Oscillant avec naturel entre légèreté et gravité, Sakuran se savoure comme un spectacle de tous les instants, pour les yeux comme pour les oreilles. Les talents de photographe de Mika Ninagawa transforment nombre de plans en de purs tableaux dont les associations de couleurs surprennent et ravissent à la fois, toujours merveilleusement associées à la partition riche et entraînante de Ringo Shiina : rien que le générique d’ouverture, succession de plans choisis aux couleurs extraordinaires sublimée par une mélodie vibrante, suffit à coller de véritables frissons. La direction artistique de Namiko Iwaki est irréprochable et participe à conférer au long métrage une identité visuelle unique, immédiatement reconnaissable.

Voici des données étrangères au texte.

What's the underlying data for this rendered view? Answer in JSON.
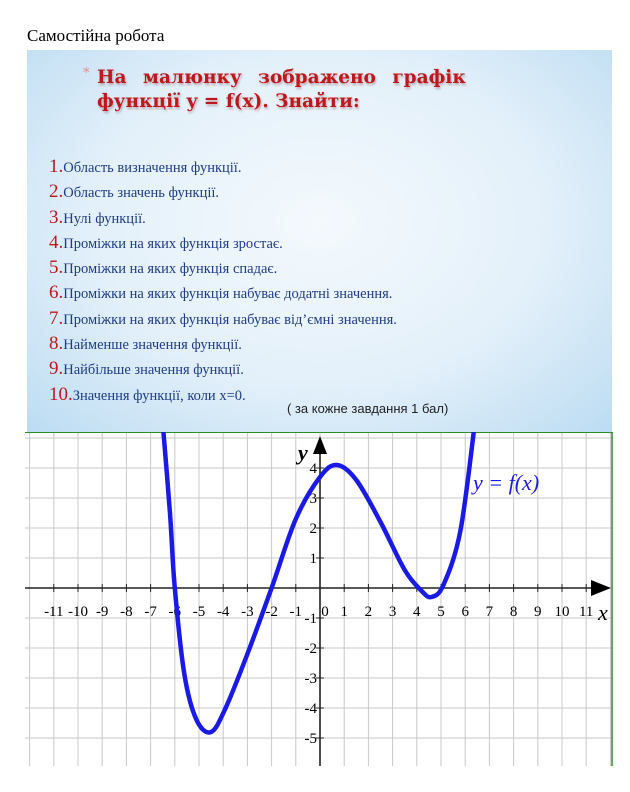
{
  "document": {
    "title": "Самостійна робота"
  },
  "slide": {
    "heading_line1": "На малюнку зображено графік",
    "heading_line2": "функції y = f(x). Знайти:",
    "tasks": [
      {
        "n": "1.",
        "text": "Область визначення функції."
      },
      {
        "n": "2.",
        "text": "Область значень функції."
      },
      {
        "n": "3.",
        "text": "Нулі функції."
      },
      {
        "n": "4.",
        "text": "Проміжки на яких функція зростає."
      },
      {
        "n": "5.",
        "text": "Проміжки на яких функція спадає."
      },
      {
        "n": "6.",
        "text": "Проміжки на яких функція набуває додатні значення."
      },
      {
        "n": "7.",
        "text": "Проміжки на яких функція набуває від’ємні значення."
      },
      {
        "n": "8.",
        "text": "Найменше значення функції."
      },
      {
        "n": "9.",
        "text": "Найбільше значення функції."
      },
      {
        "n": "10.",
        "text": "Значення функції, коли x=0."
      }
    ],
    "note": "( за кожне завдання 1 бал)"
  },
  "chart_data": {
    "type": "line",
    "xlabel": "x",
    "ylabel": "y",
    "series_label": "y = f(x)",
    "xlim": [
      -11.5,
      11.8
    ],
    "ylim": [
      -5.6,
      5.3
    ],
    "x_ticks": [
      -11,
      -10,
      -9,
      -8,
      -7,
      -6,
      -5,
      -4,
      -3,
      -2,
      -1,
      0,
      1,
      2,
      3,
      4,
      5,
      6,
      7,
      8,
      9,
      10,
      11
    ],
    "y_ticks": [
      -5,
      -4,
      -3,
      -2,
      -1,
      1,
      2,
      3,
      4
    ],
    "grid": true,
    "color": "#1a1ae6",
    "points": [
      [
        -6.5,
        5.5
      ],
      [
        -6.2,
        2.5
      ],
      [
        -6,
        0
      ],
      [
        -5.6,
        -2.9
      ],
      [
        -5.1,
        -4.4
      ],
      [
        -4.5,
        -4.8
      ],
      [
        -3.9,
        -4.0
      ],
      [
        -3,
        -2.2
      ],
      [
        -2,
        0
      ],
      [
        -1,
        2.3
      ],
      [
        0,
        3.7
      ],
      [
        0.7,
        4.1
      ],
      [
        1.5,
        3.6
      ],
      [
        2.5,
        2.2
      ],
      [
        3.5,
        0.6
      ],
      [
        4.2,
        -0.1
      ],
      [
        4.6,
        -0.3
      ],
      [
        5.1,
        0.1
      ],
      [
        5.8,
        1.9
      ],
      [
        6.4,
        5.5
      ]
    ]
  }
}
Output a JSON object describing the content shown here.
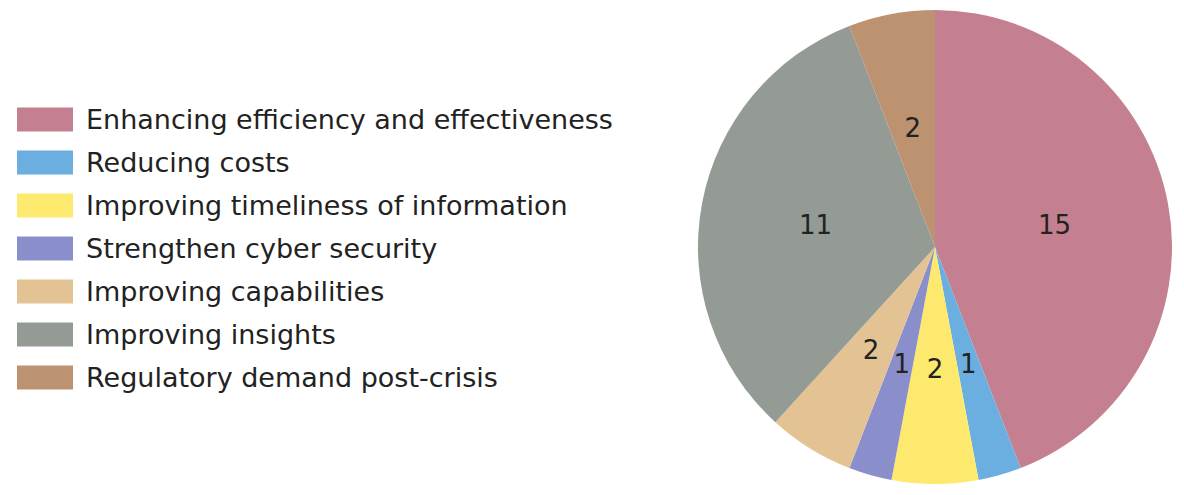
{
  "chart_data": {
    "type": "pie",
    "categories": [
      "Enhancing efficiency and effectiveness",
      "Reducing costs",
      "Improving timeliness of information",
      "Strengthen cyber security",
      "Improving capabilities",
      "Improving insights",
      "Regulatory demand post-crisis"
    ],
    "values": [
      15,
      1,
      2,
      1,
      2,
      11,
      2
    ],
    "colors": [
      "#c48090",
      "#6aafe0",
      "#fde96e",
      "#8a8fcc",
      "#e3c393",
      "#949a94",
      "#bc9270"
    ],
    "data_labels": true,
    "legend": "left"
  }
}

Si ces extravagances sensorielles sont la plupart du temps mises au service du personnage de Kiyoha, de ses humeurs et de ses rêves, les autres protagonistes ne sont pas pour autant oubliés. Sakuran nous réserve d’ailleurs un casting masculin de tout premier choix, de Masanobu Ando à Masatoshi Nagase en passant par Kippei Shiina et le jeune Hiroki Narimiya. Au final, Sakuran souffre seulement d’un dernier tiers un peu moins énergique et convaincant, un défaut que l’on pardonnera tant les derniers instants nous laissent sur un nuage.